Les 93 millions d’électeurs sont appelés, dimanche, à répondre à cette question : « Etes-vous d’accord pour que le président du Mexique soit révoqué pour perte de confiance ou qu’il reste à la présidence de la République jusqu’à la fin de son mandat ? » Cet exercice correspond à une promesse de campagne d’« AMLO », prise au nom de la « souveraineté populaire » et qu’il rappelle tel un mantra lors de ses conférences de presse quotidiennes.

Le président a porté à bout de bras cette réforme, votée en septembre 2021 par le Congrès, où son Mouvement de régénération nationale (Morena, centre-gauche) et ses alliés sont majoritaires. Selon la nouvelle loi, 40 % des électeurs (37,1 millions) doivent participer au scrutin pour valider le résultat de ce référendum révocatoire. « Si le peuple le décide, je m’en irai, même si la participation n’atteint pas ce pourcentage, a promis « AMLO ». A quoi sert un président sans soutien populaire ? » Le président de la Chambre des députés, Sergio Gutierrez, issu de Morena, prendrait alors sa place, selon la Constitution.

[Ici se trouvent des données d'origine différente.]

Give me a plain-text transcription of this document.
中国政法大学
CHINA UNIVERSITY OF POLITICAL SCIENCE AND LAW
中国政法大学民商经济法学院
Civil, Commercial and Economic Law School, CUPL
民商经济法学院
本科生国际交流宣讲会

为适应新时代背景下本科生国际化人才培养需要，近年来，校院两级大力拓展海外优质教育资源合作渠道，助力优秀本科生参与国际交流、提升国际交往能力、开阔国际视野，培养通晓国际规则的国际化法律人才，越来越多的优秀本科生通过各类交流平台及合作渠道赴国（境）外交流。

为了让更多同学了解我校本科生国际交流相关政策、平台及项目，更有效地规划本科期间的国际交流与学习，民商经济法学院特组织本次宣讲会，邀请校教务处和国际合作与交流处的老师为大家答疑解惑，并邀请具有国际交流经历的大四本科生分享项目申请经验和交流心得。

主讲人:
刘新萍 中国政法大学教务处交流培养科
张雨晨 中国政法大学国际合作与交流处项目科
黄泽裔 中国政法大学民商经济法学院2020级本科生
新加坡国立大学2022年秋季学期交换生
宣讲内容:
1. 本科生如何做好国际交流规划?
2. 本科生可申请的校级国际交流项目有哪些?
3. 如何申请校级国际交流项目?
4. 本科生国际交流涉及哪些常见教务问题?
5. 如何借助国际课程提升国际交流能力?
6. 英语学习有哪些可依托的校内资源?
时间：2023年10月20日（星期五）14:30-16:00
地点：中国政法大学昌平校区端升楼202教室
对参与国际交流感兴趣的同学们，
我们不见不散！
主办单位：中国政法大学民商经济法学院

« Initiative d’idôlatrie »

Le chef de l’Etat prend peu de risques. Les sondages le créditent d’environ 60 % d’opinions positives depuis trois ans. Depuis son élection triomphale, en 2018 (53 % des suffrages), il se pose en rupture avec le système clientéliste et corrompu du Parti révolutionnaire institutionnel (PRI, centre), qui a gouverné le pays sans partage durant soixante et onze ans jusqu’en 2000, avant de reprendre le pouvoir de 2012 à 2018. « Fini les privilèges des élites voraces qui conspirent contre la démocratie », assure « AMLO », en campagne permanente contre ses adversaires.

« Cette consultation populaire est une initiative d’idolâtrie présidentielle », a fustigé Marko Cortes, président du Parti action nationale (PAN, droite). Il dénonce « une ruse » d’« AMLO » pour mobiliser ses partisans avant le scrutin du 5 juin, qui mettra en jeu six des 32 postes de gouverneurs. D’autant que, depuis le scrutin législatif de 2021, Morena et ses alliés restent majoritaires, mais ne disposent plus des deux tiers des sièges au Congrès nécessaires au vote des réformes constitutionnelles annoncées par « AMLO », dont celle sur le renforcement de l’entreprise publique d’électricité (CFE). « Nous ne participerons pas à cette simulation d’exercice démocratique », a averti M. Cortes.